ENV POWERDNS_SERVER_ID="previder"
ENV POWERDNS_SERVER_URL="https://portal.previder.nl/api/v2/drs/domain/dns"
ENV POWERDNS_API_TOKEN=""

COPY dockerrun.sh /usr/local/bin/dockerrun
RUN chmod +x /usr/local/bin/dockerrun
CMD ["dockerrun"]

Caddyfile

# The Caddyfile is an easy way to configure your Caddy web server.
#
# Unless the file starts with a global options block, the first
# uncommented line is always the address of your site.
{
    order coraza_waf first
    order reverse_proxy after file_server

    log default {
        output loki <loki-server-url> {
            label {
                application Caddy
                environment {env.LOKI_ENVIRONMENT}
            }
        }
    }

    servers {
        metrics
    }
}

(common) {
    coraza_waf {
        load_owasp_crs
        directives `
        Include /etc/caddy/ruleset/coraza.conf
        Include /etc/caddy/ruleset/crs-setup.conf
        Include /etc/caddy/ruleset/coreruleset/rules/*.conf
        SecRuleEngine On
        # Remove unnecessary Windows rules
        SecRuleRemoveByTag platform-windows
        `
    }

    log {
        output loki <loki-server-url> {
            label {
                application Caddy
                environment {env.LOKI_ENVIRONMENT}
            }
        }
    }

    file_server /.well-known/security.txt {
        root /var/www
    }

    @blocked {
        path /actuator*
        not remote_ip <ip-addresses>
    }

    error @blocked "Unauthorized" 403
}

(headers) {
    header_down Strict-Transport-Security "max-age=63072000; includeSubDomains; preload"
    header_down X-Frame-Options "sameorigin"
    header_down X-Content-Type-Options "nosniff"
    header_down Referrer-Policy "same-origin"
}

# To use your own domain name (with automatic HTTPS), first make
# sure your domain's A/AAAA DNS records are properly pointed to
# this machine's public IP, then replace ":80" below with your
# domain name.
*.acceptatie.signalenportaal.nl, acceptatie.signalenportaal.nl {
    import common

    tls {
        dns powerdns {
            server_url {env.POWERDNS_SERVER_URL} 
            api_token {env.POWERDNS_API_TOKEN} 
            server_id {env.POWERDNS_SERVER_ID}
        }
    }

    reverse_proxy 10.34.6.172:8080 {
        import headers
    }
}

:2018 {
    metrics
}

# Refer to the Caddy docs for more information:
# https://caddyserver.com/docs/caddyfile
francislavoie commented 4 months ago

What if you comment out the loki logging? I'm not convinced this is a problem with Caddy itself.

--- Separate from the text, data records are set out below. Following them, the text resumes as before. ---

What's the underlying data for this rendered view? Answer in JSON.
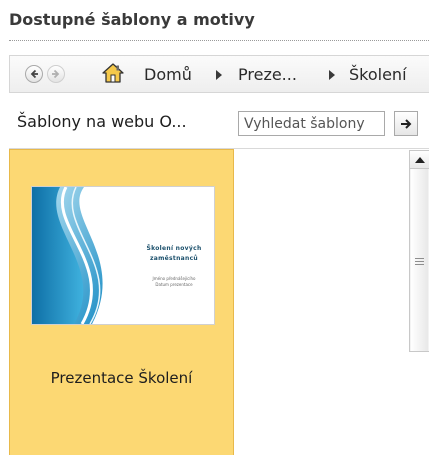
{
  "heading": "Dostupné šablony a motivy",
  "nav": {
    "back_icon": "arrow-left-icon",
    "forward_icon": "arrow-right-icon",
    "home_icon": "home-icon",
    "breadcrumbs": [
      "Domů",
      "Preze...",
      "Školení"
    ]
  },
  "online": {
    "label": "Šablony na webu O...",
    "search_placeholder": "Vyhledat šablony",
    "go_icon": "arrow-right-icon"
  },
  "templates": [
    {
      "caption": "Prezentace Školení",
      "thumb_title_1": "Školení nových",
      "thumb_title_2": "zaměstnanců",
      "thumb_sub_1": "Jméno přednášejícího",
      "thumb_sub_2": "Datum prezentace",
      "selected": true
    }
  ],
  "colors": {
    "selection": "#fcd873",
    "thumb_accent": "#1a8fc0"
  }
}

mholt commented 4 months ago

Yep, that stack trace goes right through the loki log output module: github.com/trea/caddy-loki-logger.LokiWriter.Write

I would suggest opening an issue in @trea's repository for help. :slightly_smiling_face:

trea commented 4 months ago

Thanks for the ping and sorry for the trouble folks!

mholt commented 4 months ago

Oh no worries! Thank you for writing and maintaining a Caddy plugin!